Los historiadores de la liturgia encuentran dificultad para poder avalar con una remota antigüedad una misa vespertina para el jueves. Es cierto que la Italia del s. vi presenta un antiguo uso de dos misas para este día, una matutina y otra por la tarde. Si hay que creer a san Agustín, la práctica vacilante de dos misas sería debida a la diversidad de costumbres sobre la práctica del ayuno, que curiosamente se rompía por el baño. Los cristianos que lo realizaban, y decidían así romper el ayuno cuaresmal por la tarde, podían comulgar en esta segunda misa, instituida para ellos. Es una explicación probable.

Es el viejo sacramentario Gelasiano el que nos ha familiarizado con la expresión misa Caenae Dominicae, en el hanc igitur de la misa de reconciliación, de la cual no hay ninguna alusión en el s. v. Conviene recordar además, que la referencia es matutina, puesto que se vincula al ayuno: dies ieiunii Caenae Dominicae. Misa que, por otra parte, no tiene liturgia de la palabra, como tampoco la tiene la última del grupo item feria V Missa ad vesperum. Pequeños indicios históricos, que evidencian el aserto anterior del jueves no incluido en el triduo. La actual concepción popular tendente a incluirlo viene del alegorismo de Amalario (s. ix), y de una concepción que establece un paralelismo erróneo entre el jueves, viernes y sábado.

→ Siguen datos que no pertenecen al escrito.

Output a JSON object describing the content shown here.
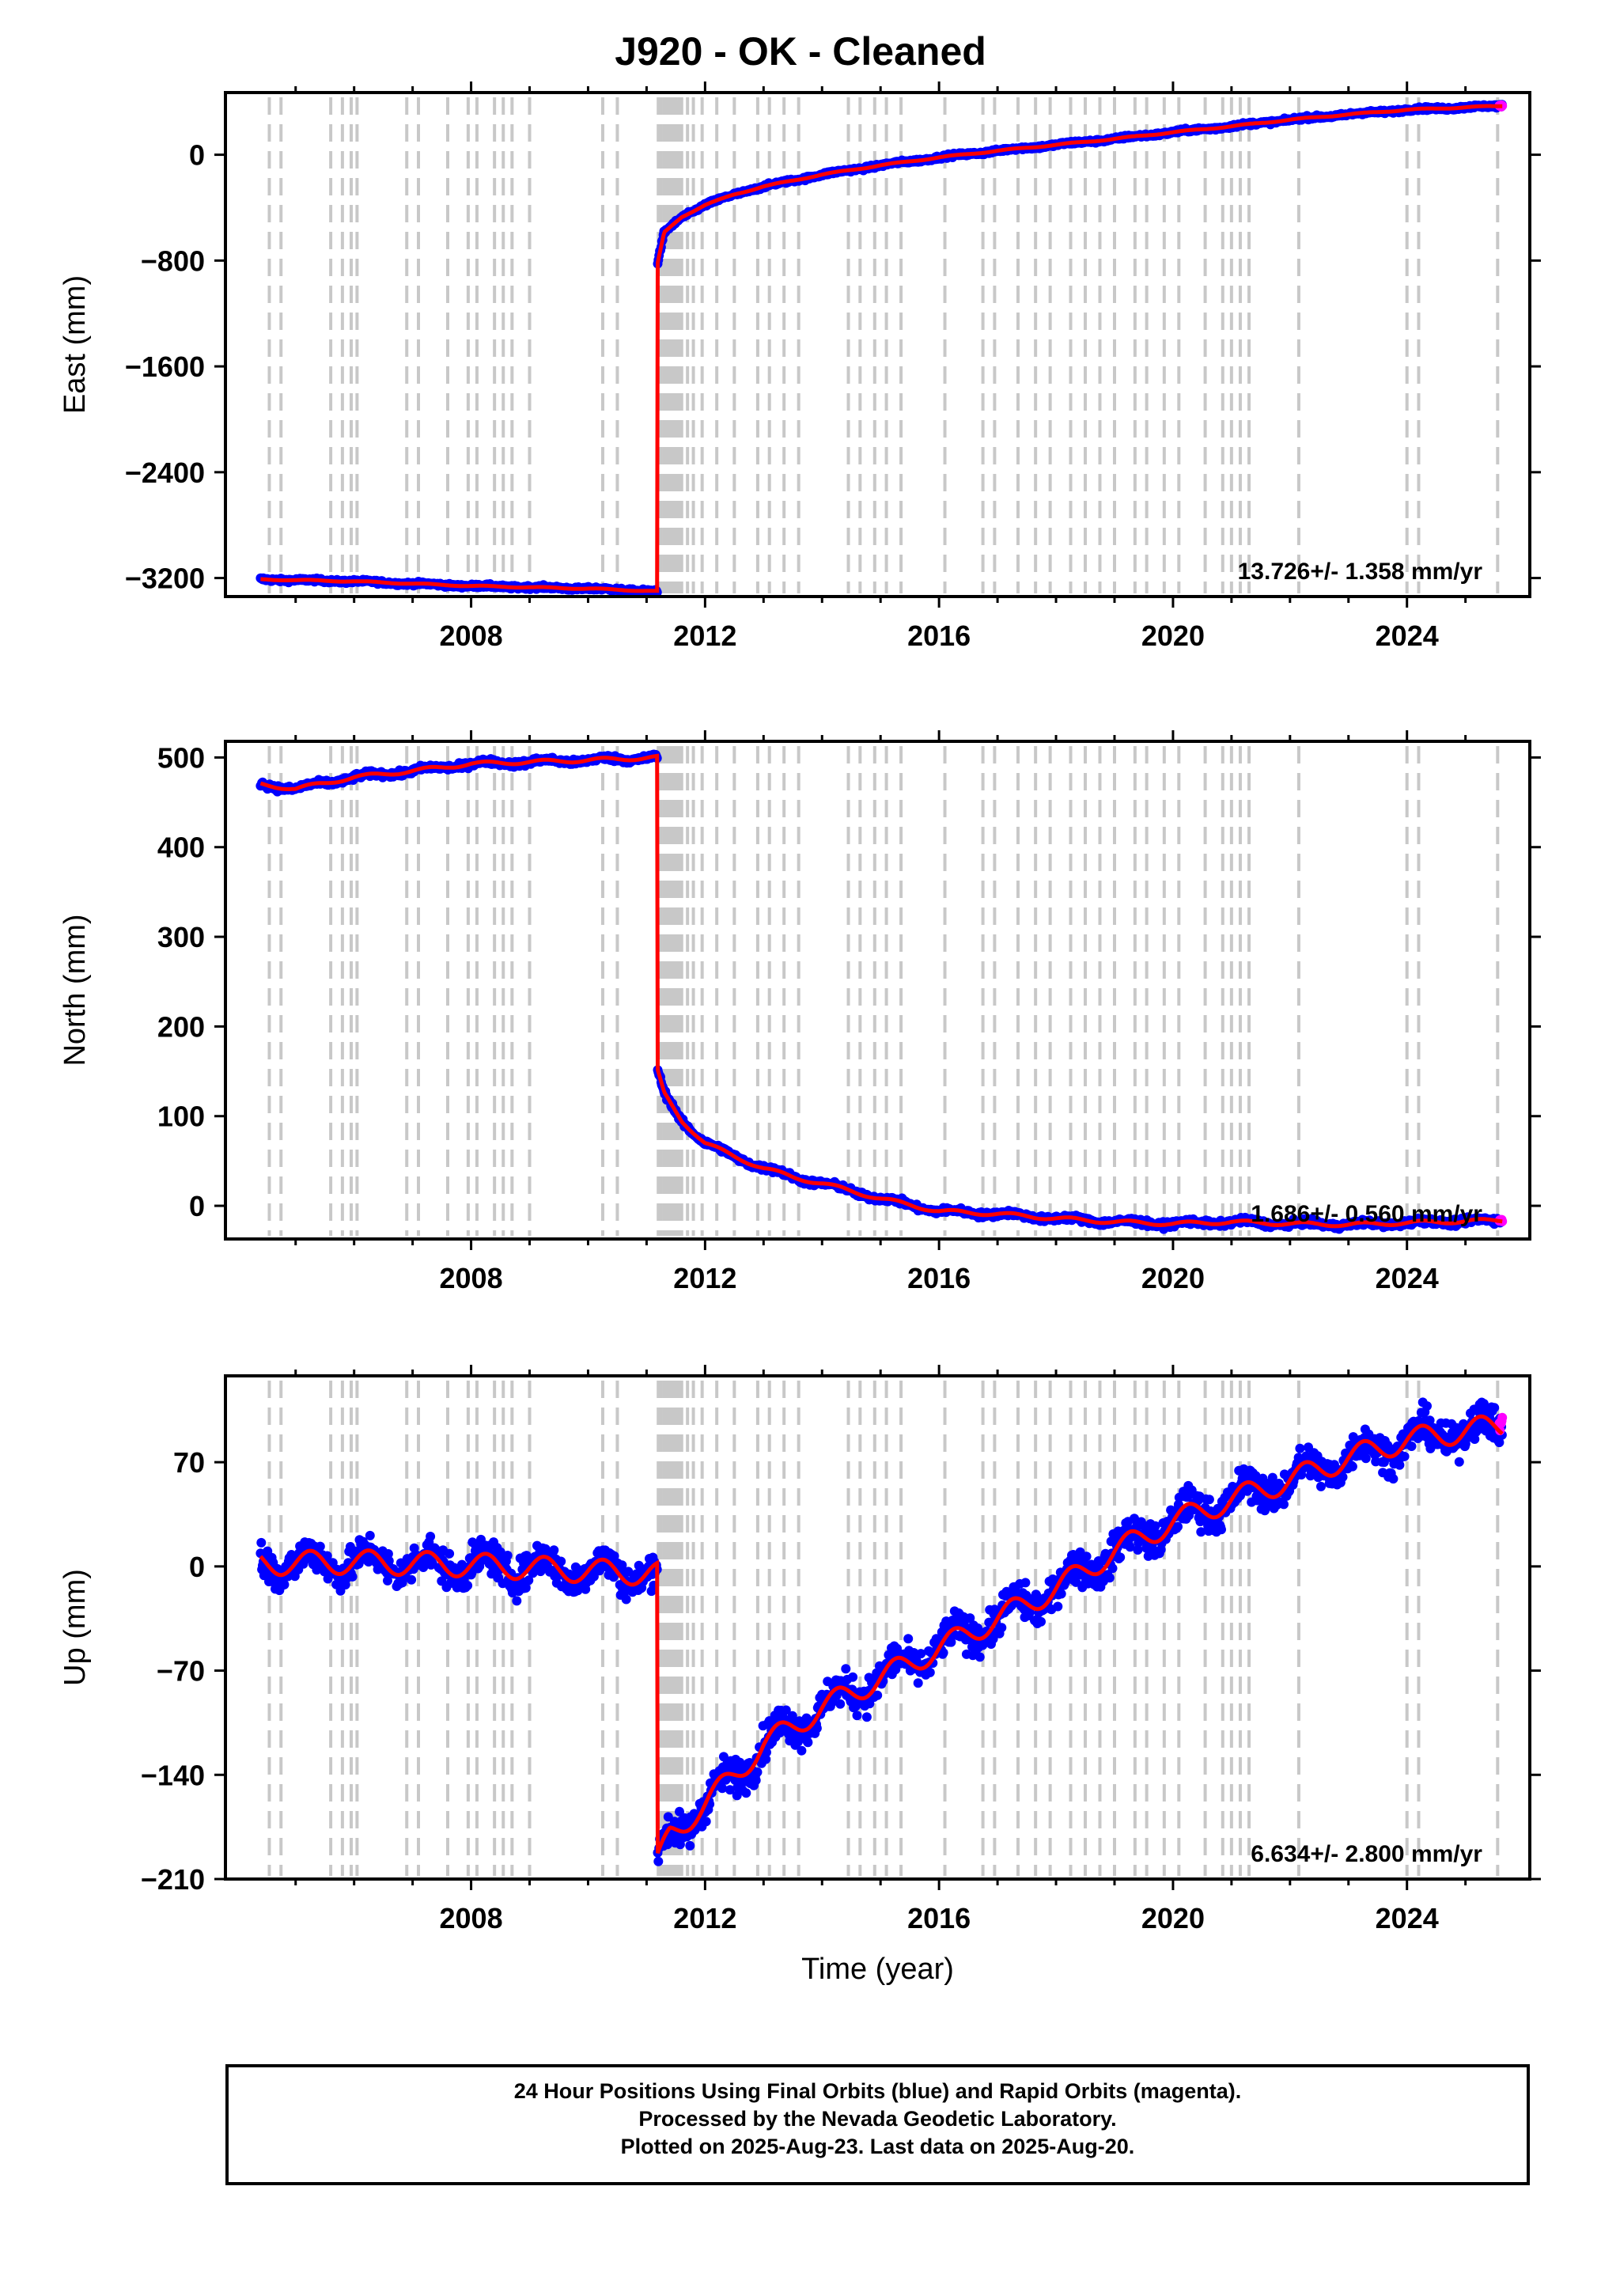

Los primeros días del triduo no son preferentemente penitenciales, sino contemplativos del misterio de Cristo y de la espera escatológica de su triunfo. Entre estos signos hay que contar también el ayuno del viernes y del sábado, expresamente diferenciados del de la cuaresma, para llegar a la alegría de la resurrección.

El Ordo de 1955, al establecer la celebración vespertina del jueves, había iniciado el camino de la recuperación como noche de la cena del Señor. La promulgación del nuevo Ordo en 1970, con las oraciones y lecturas apropiadas, ha consolidado su significado. Una eucaristía todavía con signos de austeridad, que celebrando el Natale Calicis nos prepara para la gran eucaristía del año, la de la noche santa. Sobriedad, que, según el Ordo, hay que mantener incluso para el lugar de la reserva que sigue a continuación.

No se olvide que la única celebración litúrgica de estos días, en los orígenes, era la de la vigilia pascual. Es esta dinámica propia, que va de la austeridad a la alegría y de la muerte a la vida, la que lleva impresa el orden y sentido de las celebraciones del triduo, desde este prólogo del jueves, bien significado en la lectura profética de la pascua del Éxodo.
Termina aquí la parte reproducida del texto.